Greece stands at the crossroads. Unable to pay national debts, the country must soon make a choice on whether to default and thereby endanger the whole eurozone, or find another way to raise the money it doesn’t have. And it’s a lot of money we’re talking about - €50bn.
First let’s think about whether Greece could flog anything that foreign investors might want to buy. It does have a few prized assets - its ports and utility companies would be attractive investments. But both are so heavily unionised that they would only be sellable against considerable political and public resistance. Combined they aren’t likely to raise the whole 50 big ones needed, but they could certainly go a long way toward balancing the books.
Let’s say they were put up for sale tomorrow. The question then is - who has that kind of spare cash lying around these days? And more to the point, who has the kind of backbone required to ignore the public backlash that will inevitably result from such an assault on national sovereignty?
Well, I don’t think it takes too long to think who. That’s right, you’ve guessed it - everybody’s favourite cash rich, PR ambivalent, billion dollar bargain hunter - China.
And why not? China threw $8bn Tanzania’s way for a few million acres of farmland a couple of years ago and no-one batted an eye. They paid $5bn for Congo’s tin mines and it barely made news. And they’ve quietly whipped up a few hundred more billions worth of oil and gas reserves from half a dozen other developing countries struggling, like Greece, under the weight of crippling sovereign debt. So why not Greece next? Because it’s Europe? Give me a break.

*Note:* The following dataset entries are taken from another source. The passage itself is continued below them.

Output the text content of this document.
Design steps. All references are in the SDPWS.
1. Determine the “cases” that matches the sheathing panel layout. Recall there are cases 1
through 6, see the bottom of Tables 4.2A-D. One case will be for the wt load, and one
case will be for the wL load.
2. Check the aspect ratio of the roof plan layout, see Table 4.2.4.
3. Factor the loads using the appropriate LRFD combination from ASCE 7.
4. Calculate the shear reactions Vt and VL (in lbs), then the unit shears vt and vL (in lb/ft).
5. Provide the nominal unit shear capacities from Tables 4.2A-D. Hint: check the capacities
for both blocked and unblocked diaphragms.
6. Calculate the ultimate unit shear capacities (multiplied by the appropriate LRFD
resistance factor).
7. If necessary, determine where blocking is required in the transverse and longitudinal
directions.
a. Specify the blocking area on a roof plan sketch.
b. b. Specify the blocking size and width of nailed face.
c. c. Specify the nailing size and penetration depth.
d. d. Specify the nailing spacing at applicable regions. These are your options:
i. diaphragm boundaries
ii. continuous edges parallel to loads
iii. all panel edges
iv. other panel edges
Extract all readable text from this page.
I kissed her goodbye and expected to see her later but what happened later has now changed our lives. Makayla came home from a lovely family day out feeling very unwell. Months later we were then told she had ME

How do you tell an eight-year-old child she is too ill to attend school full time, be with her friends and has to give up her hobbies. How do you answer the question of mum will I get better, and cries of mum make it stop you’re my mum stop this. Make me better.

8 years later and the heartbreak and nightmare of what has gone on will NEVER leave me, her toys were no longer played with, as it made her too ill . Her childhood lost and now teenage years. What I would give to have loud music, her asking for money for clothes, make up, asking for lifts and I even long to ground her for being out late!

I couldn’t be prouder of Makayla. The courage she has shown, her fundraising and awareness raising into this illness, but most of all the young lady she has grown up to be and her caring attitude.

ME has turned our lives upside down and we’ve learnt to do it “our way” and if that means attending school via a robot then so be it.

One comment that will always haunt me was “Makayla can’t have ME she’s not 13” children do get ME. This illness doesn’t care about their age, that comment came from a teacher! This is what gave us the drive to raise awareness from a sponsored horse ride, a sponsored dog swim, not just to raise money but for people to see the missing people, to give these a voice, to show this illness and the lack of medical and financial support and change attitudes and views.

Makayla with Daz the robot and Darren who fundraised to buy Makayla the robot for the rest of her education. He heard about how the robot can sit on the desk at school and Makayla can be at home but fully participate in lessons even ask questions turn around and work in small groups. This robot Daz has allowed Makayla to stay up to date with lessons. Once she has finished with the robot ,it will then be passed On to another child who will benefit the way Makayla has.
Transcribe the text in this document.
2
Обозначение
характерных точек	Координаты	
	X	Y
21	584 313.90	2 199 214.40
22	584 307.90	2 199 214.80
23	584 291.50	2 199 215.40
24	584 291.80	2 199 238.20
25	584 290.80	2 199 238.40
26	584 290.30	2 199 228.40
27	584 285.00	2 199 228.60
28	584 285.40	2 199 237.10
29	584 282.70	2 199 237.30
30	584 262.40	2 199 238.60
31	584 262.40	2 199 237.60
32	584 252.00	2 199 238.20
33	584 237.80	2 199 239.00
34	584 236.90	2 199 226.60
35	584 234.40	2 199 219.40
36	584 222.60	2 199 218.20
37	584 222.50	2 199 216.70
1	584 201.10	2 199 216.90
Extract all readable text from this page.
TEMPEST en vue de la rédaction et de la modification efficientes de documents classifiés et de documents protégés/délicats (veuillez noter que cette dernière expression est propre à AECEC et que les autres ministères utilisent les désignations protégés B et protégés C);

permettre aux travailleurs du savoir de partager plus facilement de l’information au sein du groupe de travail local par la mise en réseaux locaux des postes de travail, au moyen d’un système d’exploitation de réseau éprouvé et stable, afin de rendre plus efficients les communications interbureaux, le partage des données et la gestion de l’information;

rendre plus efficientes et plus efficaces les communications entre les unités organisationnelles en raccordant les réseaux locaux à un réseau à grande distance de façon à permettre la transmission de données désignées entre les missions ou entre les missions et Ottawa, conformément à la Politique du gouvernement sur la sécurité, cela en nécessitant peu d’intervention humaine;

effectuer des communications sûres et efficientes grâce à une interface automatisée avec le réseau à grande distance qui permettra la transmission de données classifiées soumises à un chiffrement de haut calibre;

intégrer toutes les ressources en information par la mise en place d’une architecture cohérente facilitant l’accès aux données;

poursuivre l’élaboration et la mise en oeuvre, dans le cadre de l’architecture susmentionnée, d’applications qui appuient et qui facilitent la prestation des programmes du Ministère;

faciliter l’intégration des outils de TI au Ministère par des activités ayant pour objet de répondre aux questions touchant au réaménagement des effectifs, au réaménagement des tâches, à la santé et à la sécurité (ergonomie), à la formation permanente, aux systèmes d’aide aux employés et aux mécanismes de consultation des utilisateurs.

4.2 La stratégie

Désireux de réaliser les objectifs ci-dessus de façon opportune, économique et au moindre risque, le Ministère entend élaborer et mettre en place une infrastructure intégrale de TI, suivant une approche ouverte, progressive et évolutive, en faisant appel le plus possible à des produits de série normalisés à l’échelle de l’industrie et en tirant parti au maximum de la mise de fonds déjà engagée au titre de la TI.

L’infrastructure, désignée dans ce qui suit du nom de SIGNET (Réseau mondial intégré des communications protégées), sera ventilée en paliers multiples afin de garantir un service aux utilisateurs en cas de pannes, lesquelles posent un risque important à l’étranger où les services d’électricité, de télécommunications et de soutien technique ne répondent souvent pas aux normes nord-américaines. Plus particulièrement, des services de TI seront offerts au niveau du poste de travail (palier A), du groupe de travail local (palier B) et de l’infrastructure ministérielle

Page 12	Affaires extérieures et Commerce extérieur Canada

Flights from Beijing to Athens are reported to be fully booked these days with Chinese investors and politicians flying over to eye up Greece’s crown jewels. Last month, for the first time, Air China began direct flights to Athens to meet increased demand.
Sitting on $3tn of foreign reserves denominated in increasingly less valuable dollars means China is desperate to invest in income generating assets overseas. Give the eurozone debt crisis another few months and China may well be stepping in to buy more than just the Greek ports. How about some Spanish fishing rights, or an Irish phone company or even the odd Portugese golf course or ten?
The Chinese are going out for ‘a European’ this year and as we already know - they often prefer to ‘take-away’.